Quid du chiffre d’affaires du marché de la téléphonie fixe ? Il s’élève, selon Awa Ndiaye, «à 322 milliards de francs Cfa en 2017, soit une croissance annuelle moyenne de 1,68% entre 2010 et 2017. Il a cependant baissé au cours des trois dernières années respectivement de 3,82% en 2015 et 5,39% en 2016 et 3,30% en 2017».
Sur les investissements, la présentatrice a indiqué que les niveaux les plus élevés sont enregistrés entre 2013 et 2017, coïncidant avec l’exploitation par les opérateurs de la 3G et la 4G.
74,56% des investissements concernent le marché de la téléphonie mobile en 2016, en baisse de 5,29 points en comparaison à 2017.
Le parc des lignes de téléphonie fixe a évolué en dents de scie entre 2010 et 2013, puis a suivi une tendance à la baisse de 2014 à 2017. Il a été de 90 mille 636 lignes en 2017. Le taux de pénétration était de 1,91% en 2017, en baisse de 0,89 point par rapport à 2010.
L’analyse des parts de marché permet de mesurer la performance des opérateurs et l’intensité de la concurrence. Sonatel détient, au cours de la période, plus de 98,16% de parts sur le marché de la téléphonie fixe.
Le parc des lignes de téléphonie mobile suit une tendance à la hausse avec une croissance annuelle moyenne de 9,51% sur les sept ans. Le taux de pénétration atteint 103,29% en 2017. Ce niveau du taux de pénétration peut être expliqué par le multi équipement des abonnés.
L’essentiel du trafic sortant des réseaux fixes est terminé sur les réseaux mobiles.
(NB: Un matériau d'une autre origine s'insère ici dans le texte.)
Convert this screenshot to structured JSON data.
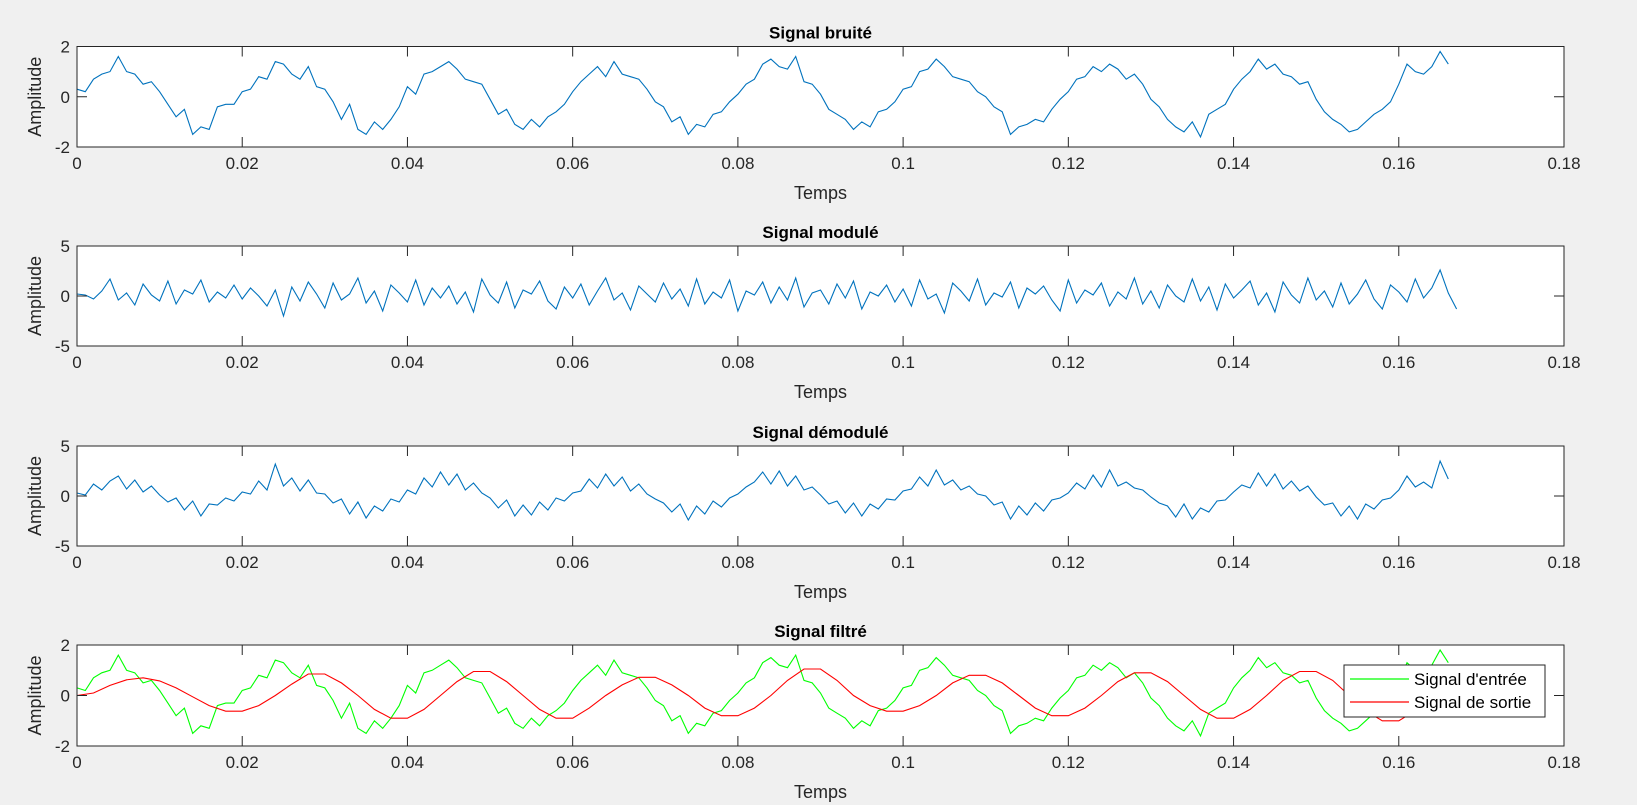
{
  "chart_data": [
    {
      "type": "line",
      "title": "Signal bruité",
      "xlabel": "Temps",
      "ylabel": "Amplitude",
      "xlim": [
        0,
        0.18
      ],
      "ylim": [
        -2,
        2
      ],
      "xticks": [
        "0",
        "0.02",
        "0.04",
        "0.06",
        "0.08",
        "0.1",
        "0.12",
        "0.14",
        "0.16",
        "0.18"
      ],
      "yticks": [
        "-2",
        "0",
        "2"
      ],
      "grid": false,
      "x_start": 0,
      "x_step": 0.001,
      "series": [
        {
          "color": "#0072BD",
          "values": [
            0.3,
            0.2,
            0.7,
            0.9,
            1.0,
            1.6,
            1.0,
            0.9,
            0.5,
            0.6,
            0.2,
            -0.3,
            -0.8,
            -0.5,
            -1.5,
            -1.2,
            -1.3,
            -0.4,
            -0.3,
            -0.3,
            0.2,
            0.3,
            0.8,
            0.7,
            1.4,
            1.3,
            0.9,
            0.7,
            1.2,
            0.4,
            0.3,
            -0.2,
            -0.9,
            -0.3,
            -1.3,
            -1.5,
            -1.0,
            -1.3,
            -0.9,
            -0.4,
            0.4,
            0.1,
            0.9,
            1.0,
            1.2,
            1.4,
            1.1,
            0.7,
            0.6,
            0.5,
            -0.1,
            -0.7,
            -0.5,
            -1.1,
            -1.3,
            -0.9,
            -1.2,
            -0.8,
            -0.6,
            -0.3,
            0.2,
            0.6,
            0.9,
            1.2,
            0.8,
            1.4,
            0.9,
            0.8,
            0.7,
            0.3,
            -0.2,
            -0.4,
            -1.0,
            -0.8,
            -1.5,
            -1.1,
            -1.2,
            -0.7,
            -0.6,
            -0.2,
            0.1,
            0.5,
            0.7,
            1.3,
            1.5,
            1.2,
            1.1,
            1.6,
            0.6,
            0.5,
            0.1,
            -0.5,
            -0.7,
            -0.9,
            -1.3,
            -1.0,
            -1.2,
            -0.6,
            -0.5,
            -0.2,
            0.3,
            0.4,
            1.0,
            1.1,
            1.5,
            1.2,
            0.8,
            0.7,
            0.6,
            0.2,
            0.0,
            -0.4,
            -0.6,
            -1.5,
            -1.2,
            -1.1,
            -0.9,
            -1.0,
            -0.5,
            -0.1,
            0.2,
            0.7,
            0.8,
            1.2,
            1.0,
            1.3,
            1.1,
            0.7,
            0.9,
            0.5,
            -0.1,
            -0.4,
            -0.9,
            -1.2,
            -1.4,
            -1.0,
            -1.6,
            -0.7,
            -0.5,
            -0.3,
            0.3,
            0.7,
            1.0,
            1.5,
            1.1,
            1.3,
            0.9,
            0.8,
            0.5,
            0.6,
            -0.1,
            -0.6,
            -0.9,
            -1.1,
            -1.4,
            -1.3,
            -1.0,
            -0.7,
            -0.5,
            -0.2,
            0.5,
            1.3,
            1.0,
            0.9,
            1.2,
            1.8,
            1.3
          ]
        }
      ]
    },
    {
      "type": "line",
      "title": "Signal modulé",
      "xlabel": "Temps",
      "ylabel": "Amplitude",
      "xlim": [
        0,
        0.18
      ],
      "ylim": [
        -5,
        5
      ],
      "xticks": [
        "0",
        "0.02",
        "0.04",
        "0.06",
        "0.08",
        "0.1",
        "0.12",
        "0.14",
        "0.16",
        "0.18"
      ],
      "yticks": [
        "-5",
        "0",
        "5"
      ],
      "grid": false,
      "x_start": 0,
      "x_step": 0.001,
      "series": [
        {
          "color": "#0072BD",
          "values": [
            0.2,
            0.1,
            -0.3,
            0.5,
            1.7,
            -0.4,
            0.3,
            -0.9,
            1.2,
            0.1,
            -0.5,
            1.5,
            -0.8,
            0.6,
            0.2,
            1.6,
            -0.6,
            0.4,
            -0.2,
            1.1,
            -0.3,
            0.8,
            0.0,
            -1.0,
            0.6,
            -2.0,
            0.9,
            -0.5,
            1.4,
            0.2,
            -1.2,
            1.3,
            -0.4,
            0.2,
            1.8,
            -0.7,
            0.5,
            -1.5,
            1.1,
            0.3,
            -0.6,
            1.6,
            -0.9,
            0.8,
            -0.2,
            1.0,
            -0.8,
            0.4,
            -1.6,
            1.7,
            0.1,
            -0.7,
            1.4,
            -1.2,
            0.6,
            0.2,
            1.5,
            -0.5,
            -1.3,
            0.9,
            -0.2,
            1.2,
            -0.9,
            0.5,
            1.8,
            -0.4,
            0.3,
            -1.4,
            1.0,
            0.2,
            -0.6,
            1.3,
            -0.3,
            0.7,
            -1.0,
            1.7,
            -0.8,
            0.4,
            -0.2,
            1.6,
            -1.5,
            0.5,
            0.1,
            1.4,
            -0.7,
            0.9,
            -0.4,
            1.8,
            -1.1,
            0.3,
            0.6,
            -0.8,
            1.2,
            -0.2,
            1.5,
            -1.3,
            0.4,
            0.0,
            1.1,
            -0.6,
            0.7,
            -1.0,
            1.6,
            -0.3,
            0.2,
            -1.7,
            1.3,
            0.5,
            -0.5,
            1.7,
            -0.9,
            0.3,
            -0.1,
            1.4,
            -1.2,
            0.8,
            0.2,
            1.0,
            -0.4,
            -1.5,
            1.6,
            -0.7,
            0.6,
            0.1,
            1.3,
            -1.0,
            0.4,
            -0.3,
            1.8,
            -0.8,
            0.5,
            -1.2,
            1.1,
            0.0,
            -0.6,
            1.7,
            -0.5,
            0.9,
            -1.4,
            1.2,
            -0.2,
            0.6,
            1.5,
            -0.9,
            0.3,
            -1.6,
            1.4,
            0.1,
            -0.7,
            1.8,
            -0.4,
            0.5,
            -1.1,
            1.3,
            -0.8,
            0.2,
            1.6,
            -0.3,
            -1.3,
            1.1,
            0.4,
            -0.6,
            1.7,
            -0.2,
            0.8,
            2.6,
            0.3,
            -1.3
          ]
        }
      ]
    },
    {
      "type": "line",
      "title": "Signal démodulé",
      "xlabel": "Temps",
      "ylabel": "Amplitude",
      "xlim": [
        0,
        0.18
      ],
      "ylim": [
        -5,
        5
      ],
      "xticks": [
        "0",
        "0.02",
        "0.04",
        "0.06",
        "0.08",
        "0.1",
        "0.12",
        "0.14",
        "0.16",
        "0.18"
      ],
      "yticks": [
        "-5",
        "0",
        "5"
      ],
      "grid": false,
      "x_start": 0,
      "x_step": 0.001,
      "series": [
        {
          "color": "#0072BD",
          "values": [
            0.3,
            0.1,
            1.2,
            0.6,
            1.5,
            2.0,
            0.7,
            1.6,
            0.4,
            1.0,
            0.1,
            -0.6,
            -0.2,
            -1.4,
            -0.5,
            -2.0,
            -0.8,
            -0.9,
            -0.2,
            -0.5,
            0.4,
            0.2,
            1.5,
            0.6,
            3.2,
            1.0,
            1.8,
            0.5,
            1.6,
            0.3,
            0.2,
            -0.7,
            -0.3,
            -1.8,
            -0.6,
            -2.2,
            -1.0,
            -1.5,
            -0.3,
            -0.6,
            0.6,
            0.2,
            1.8,
            0.9,
            2.4,
            1.1,
            2.2,
            0.6,
            1.3,
            0.3,
            -0.2,
            -1.2,
            -0.4,
            -2.0,
            -0.9,
            -1.9,
            -0.6,
            -1.4,
            -0.2,
            -0.5,
            0.3,
            0.5,
            1.7,
            0.8,
            2.2,
            1.0,
            1.9,
            0.5,
            1.2,
            0.2,
            -0.3,
            -0.7,
            -1.6,
            -0.8,
            -2.4,
            -1.0,
            -1.8,
            -0.5,
            -1.1,
            -0.2,
            0.2,
            0.9,
            1.4,
            2.4,
            1.2,
            2.5,
            1.0,
            2.0,
            0.6,
            0.9,
            0.1,
            -0.8,
            -0.5,
            -1.7,
            -0.7,
            -2.0,
            -0.8,
            -1.3,
            -0.3,
            -0.4,
            0.5,
            0.7,
            1.9,
            1.0,
            2.6,
            1.1,
            1.6,
            0.6,
            1.0,
            0.2,
            0.0,
            -0.9,
            -0.6,
            -2.3,
            -1.0,
            -1.9,
            -0.7,
            -1.5,
            -0.4,
            -0.2,
            0.3,
            1.3,
            0.7,
            2.1,
            0.9,
            2.6,
            1.0,
            1.4,
            0.8,
            0.6,
            -0.1,
            -0.7,
            -1.0,
            -2.1,
            -0.8,
            -2.3,
            -1.2,
            -1.6,
            -0.5,
            -0.4,
            0.4,
            1.1,
            0.8,
            2.3,
            1.0,
            2.2,
            0.7,
            1.5,
            0.5,
            1.0,
            -0.1,
            -0.9,
            -0.7,
            -2.0,
            -1.0,
            -2.3,
            -0.8,
            -1.3,
            -0.4,
            -0.2,
            0.6,
            2.0,
            0.9,
            1.4,
            0.8,
            3.5,
            1.7
          ]
        }
      ]
    },
    {
      "type": "line",
      "title": "Signal filtré",
      "xlabel": "Temps",
      "ylabel": "Amplitude",
      "xlim": [
        0,
        0.18
      ],
      "ylim": [
        -2,
        2
      ],
      "xticks": [
        "0",
        "0.02",
        "0.04",
        "0.06",
        "0.08",
        "0.1",
        "0.12",
        "0.14",
        "0.16",
        "0.18"
      ],
      "yticks": [
        "-2",
        "0",
        "2"
      ],
      "grid": false,
      "legend": {
        "placement": "right",
        "entries": [
          "Signal d'entrée",
          "Signal de sortie"
        ]
      },
      "series": [
        {
          "name": "Signal d'entrée",
          "color": "#00FF00",
          "x_start": 0,
          "x_step": 0.001,
          "values": "same-as-signal-bruite"
        },
        {
          "name": "Signal de sortie",
          "color": "#FF0000",
          "x_start": 0,
          "x_step": 0.002,
          "values": [
            0,
            0.1,
            0.4,
            0.62,
            0.7,
            0.58,
            0.3,
            -0.05,
            -0.4,
            -0.62,
            -0.62,
            -0.4,
            0,
            0.45,
            0.85,
            0.85,
            0.5,
            0,
            -0.55,
            -0.9,
            -0.9,
            -0.55,
            0,
            0.55,
            0.95,
            0.95,
            0.55,
            0,
            -0.55,
            -0.9,
            -0.9,
            -0.5,
            0,
            0.42,
            0.72,
            0.72,
            0.42,
            0,
            -0.5,
            -0.8,
            -0.8,
            -0.5,
            0,
            0.6,
            1.05,
            1.05,
            0.6,
            0,
            -0.4,
            -0.62,
            -0.62,
            -0.4,
            0,
            0.5,
            0.8,
            0.8,
            0.5,
            0,
            -0.5,
            -0.8,
            -0.8,
            -0.5,
            0,
            0.55,
            0.9,
            0.9,
            0.55,
            0,
            -0.55,
            -0.9,
            -0.9,
            -0.55,
            0,
            0.6,
            0.95,
            0.95,
            0.6,
            0,
            -0.6,
            -1.0,
            -1.0,
            -0.6,
            0,
            0.3
          ]
        }
      ]
    }
  ]
}
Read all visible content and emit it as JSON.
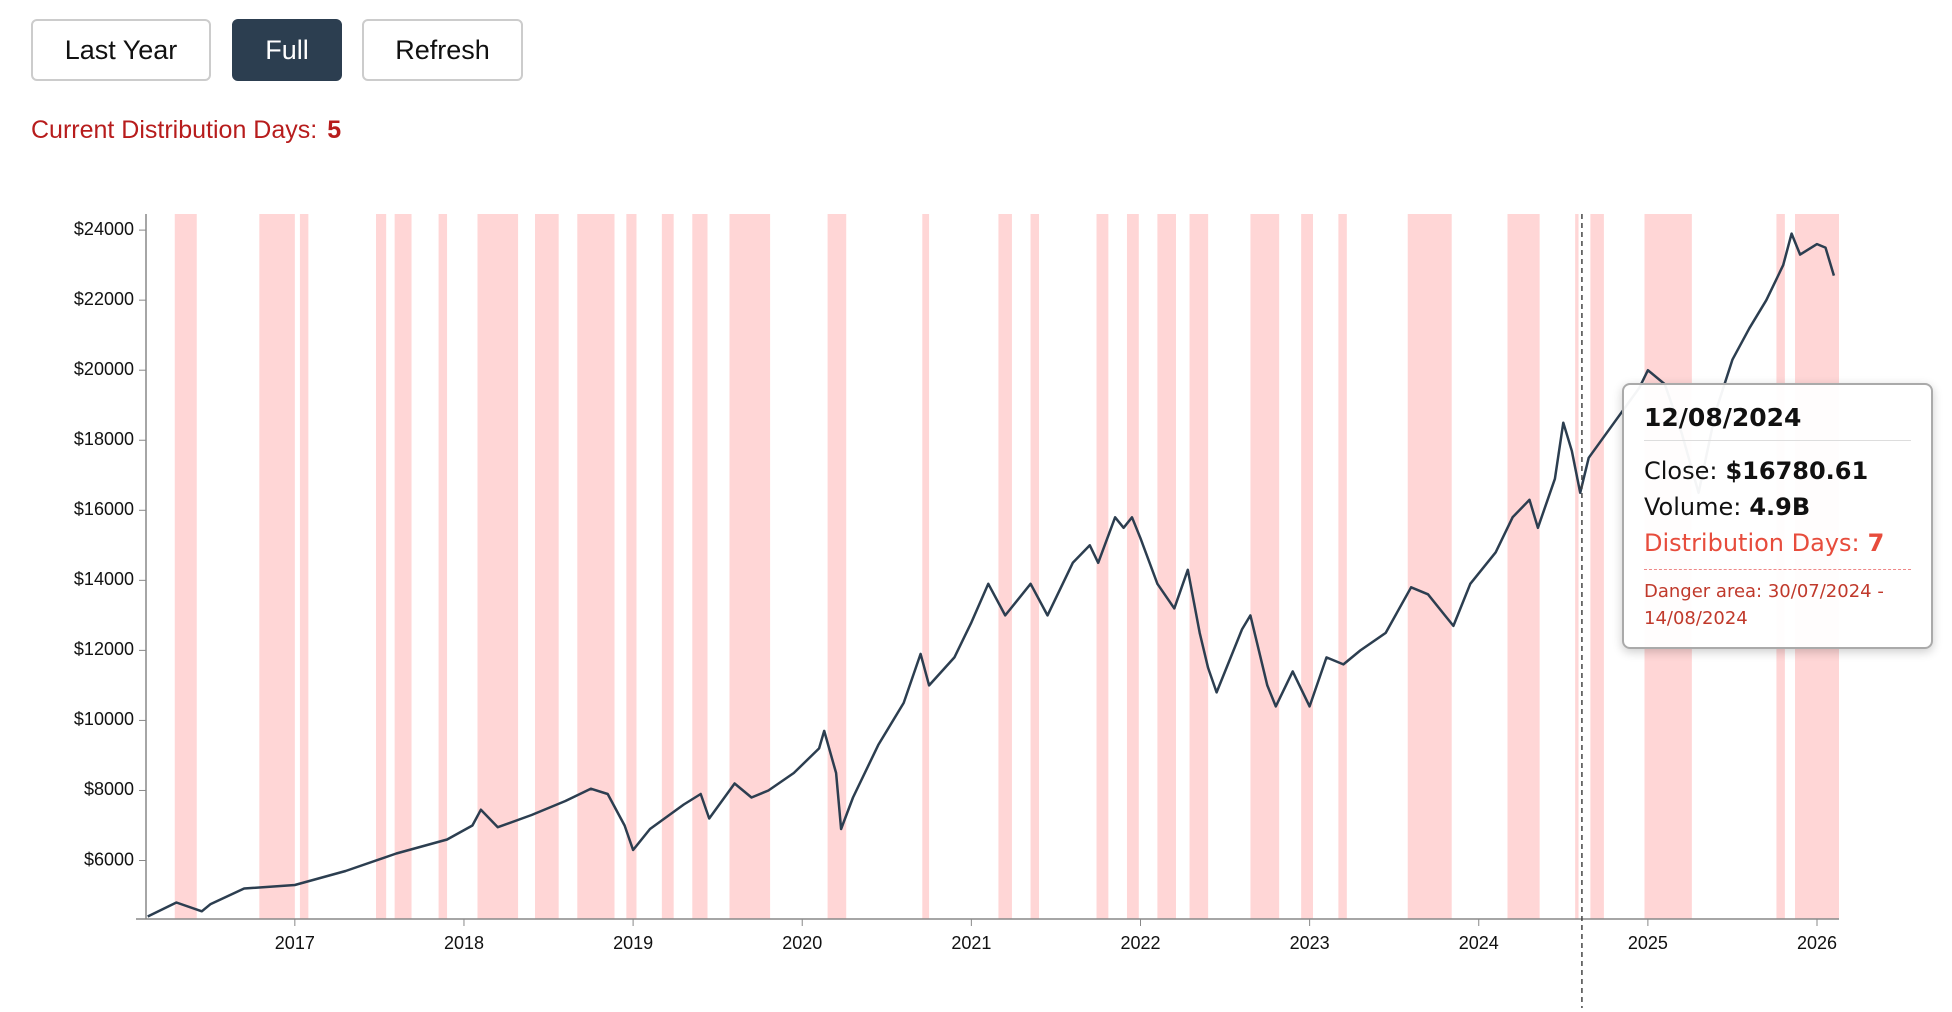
{
  "buttons": [
    "Last Year",
    "Full",
    "Refresh"
  ],
  "distribution": {
    "label": "Current Distribution Days:",
    "value": 5
  },
  "tooltip": {
    "x": 2024.61,
    "date": "12/08/2024",
    "close_label": "Close:",
    "close": "$16780.61",
    "volume_label": "Volume:",
    "volume": "4.9B",
    "dist_label": "Distribution Days:",
    "dist": 7,
    "danger": "Danger area: 30/07/2024 - 14/08/2024"
  },
  "chart_data": {
    "type": "line",
    "color": "#2c3e50",
    "band_color": "#ffd6d6",
    "x": [
      2016.13,
      2016.3,
      2016.45,
      2016.5,
      2016.7,
      2017.0,
      2017.3,
      2017.6,
      2017.9,
      2018.05,
      2018.1,
      2018.2,
      2018.4,
      2018.6,
      2018.75,
      2018.85,
      2018.95,
      2019.0,
      2019.1,
      2019.3,
      2019.4,
      2019.45,
      2019.6,
      2019.7,
      2019.8,
      2019.95,
      2020.1,
      2020.13,
      2020.2,
      2020.23,
      2020.3,
      2020.45,
      2020.6,
      2020.7,
      2020.75,
      2020.9,
      2021.0,
      2021.1,
      2021.2,
      2021.35,
      2021.45,
      2021.6,
      2021.7,
      2021.75,
      2021.85,
      2021.9,
      2021.95,
      2022.0,
      2022.1,
      2022.2,
      2022.28,
      2022.35,
      2022.4,
      2022.45,
      2022.6,
      2022.65,
      2022.75,
      2022.8,
      2022.9,
      2023.0,
      2023.1,
      2023.2,
      2023.3,
      2023.45,
      2023.6,
      2023.7,
      2023.8,
      2023.85,
      2023.95,
      2024.1,
      2024.2,
      2024.3,
      2024.35,
      2024.45,
      2024.5,
      2024.55,
      2024.6,
      2024.65,
      2024.8,
      2024.95,
      2025.0,
      2025.1,
      2025.2,
      2025.3,
      2025.4,
      2025.5,
      2025.6,
      2025.7,
      2025.8,
      2025.85,
      2025.9,
      2026.0,
      2026.05,
      2026.1
    ],
    "values": [
      4400,
      4800,
      4550,
      4750,
      5200,
      5300,
      5700,
      6200,
      6600,
      7000,
      7450,
      6950,
      7300,
      7700,
      8050,
      7900,
      7000,
      6300,
      6900,
      7600,
      7900,
      7200,
      8200,
      7800,
      8000,
      8500,
      9200,
      9700,
      8500,
      6900,
      7800,
      9300,
      10500,
      11900,
      11000,
      11800,
      12800,
      13900,
      13000,
      13900,
      13000,
      14500,
      15000,
      14500,
      15800,
      15500,
      15800,
      15200,
      13900,
      13200,
      14300,
      12500,
      11500,
      10800,
      12600,
      13000,
      11000,
      10400,
      11400,
      10400,
      11800,
      11600,
      12000,
      12500,
      13800,
      13600,
      13000,
      12700,
      13900,
      14800,
      15800,
      16300,
      15500,
      16900,
      18500,
      17700,
      16500,
      17500,
      18500,
      19500,
      20000,
      19600,
      18200,
      16500,
      18800,
      20300,
      21200,
      22000,
      23000,
      23900,
      23300,
      23600,
      23500,
      22700
    ],
    "bands": [
      [
        2016.29,
        2016.42
      ],
      [
        2016.79,
        2017.0
      ],
      [
        2017.03,
        2017.08
      ],
      [
        2017.48,
        2017.54
      ],
      [
        2017.59,
        2017.69
      ],
      [
        2017.85,
        2017.9
      ],
      [
        2018.08,
        2018.32
      ],
      [
        2018.42,
        2018.56
      ],
      [
        2018.67,
        2018.89
      ],
      [
        2018.96,
        2019.02
      ],
      [
        2019.17,
        2019.24
      ],
      [
        2019.35,
        2019.44
      ],
      [
        2019.57,
        2019.81
      ],
      [
        2020.15,
        2020.26
      ],
      [
        2020.71,
        2020.75
      ],
      [
        2021.16,
        2021.24
      ],
      [
        2021.35,
        2021.4
      ],
      [
        2021.74,
        2021.81
      ],
      [
        2021.92,
        2021.99
      ],
      [
        2022.1,
        2022.21
      ],
      [
        2022.29,
        2022.4
      ],
      [
        2022.65,
        2022.82
      ],
      [
        2022.95,
        2023.02
      ],
      [
        2023.17,
        2023.22
      ],
      [
        2023.58,
        2023.84
      ],
      [
        2024.17,
        2024.36
      ],
      [
        2024.57,
        2024.59
      ],
      [
        2024.66,
        2024.74
      ],
      [
        2024.98,
        2025.26
      ],
      [
        2025.76,
        2025.81
      ],
      [
        2025.87,
        2026.13
      ]
    ],
    "xlim": [
      2016.12,
      2026.13
    ],
    "xticks": [
      2017,
      2018,
      2019,
      2020,
      2021,
      2022,
      2023,
      2024,
      2025,
      2026
    ],
    "ylim": [
      4330,
      24460
    ],
    "yticks": [
      {
        "value": 6000,
        "label": "$6000"
      },
      {
        "value": 8000,
        "label": "$8000"
      },
      {
        "value": 10000,
        "label": "$10000"
      },
      {
        "value": 12000,
        "label": "$12000"
      },
      {
        "value": 14000,
        "label": "$14000"
      },
      {
        "value": 16000,
        "label": "$16000"
      },
      {
        "value": 18000,
        "label": "$18000"
      },
      {
        "value": 20000,
        "label": "$20000"
      },
      {
        "value": 22000,
        "label": "$22000"
      },
      {
        "value": 24000,
        "label": "$24000"
      }
    ]
  }
}
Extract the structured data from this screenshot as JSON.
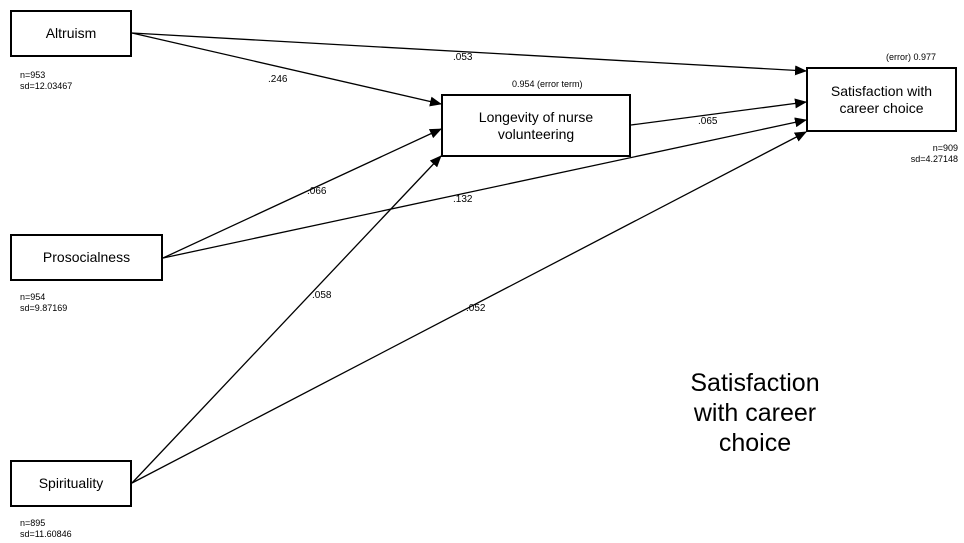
{
  "nodes": {
    "altruism": {
      "label": "Altruism",
      "n": "n=953",
      "sd": "sd=12.03467"
    },
    "prosocialness": {
      "label": "Prosocialness",
      "n": "n=954",
      "sd": "sd=9.87169"
    },
    "spirituality": {
      "label": "Spirituality",
      "n": "n=895",
      "sd": "sd=11.60846"
    },
    "longevity": {
      "label_line1": "Longevity of nurse",
      "label_line2": "volunteering",
      "error": "0.954 (error term)"
    },
    "satisfaction": {
      "label_line1": "Satisfaction with",
      "label_line2": "career choice",
      "n": "n=909",
      "sd": "sd=4.27148",
      "error": "(error) 0.977"
    }
  },
  "paths": {
    "altruism_satisfaction": ".053",
    "altruism_longevity": ".246",
    "prosocialness_longevity": ".066",
    "prosocialness_satisfaction": ".132",
    "spirituality_longevity": ".058",
    "spirituality_satisfaction": ".052",
    "longevity_satisfaction": ".065"
  },
  "caption": {
    "line1": "Satisfaction",
    "line2": "with career",
    "line3": "choice"
  }
}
La part du trafic sortant vers les réseaux mobiles reste ainsi la plus importante et ne cesse d’augmenter (50,16% en 2010 contre 65,83% en 2017).
L’opérateur Orange reste dominant sur le marché de la téléphonie mobile même s’il a perdu des parts de marché au cours des sept dernières années. Par contre, il tire plus profit sur ce marché, en attestent ces parts de marché en parc.
Le volume du trafic sortant est estimé, en 2017, à 22,50 milliards de minutes. Il a augmenté de 4,24% en 2016 par rapport à 2015. A noter que la croissance du trafic sortant des réseaux de téléphonie mobile est au ralenti depuis 2015 comparée aux années précédentes (33% en 2014, 31% en 2013).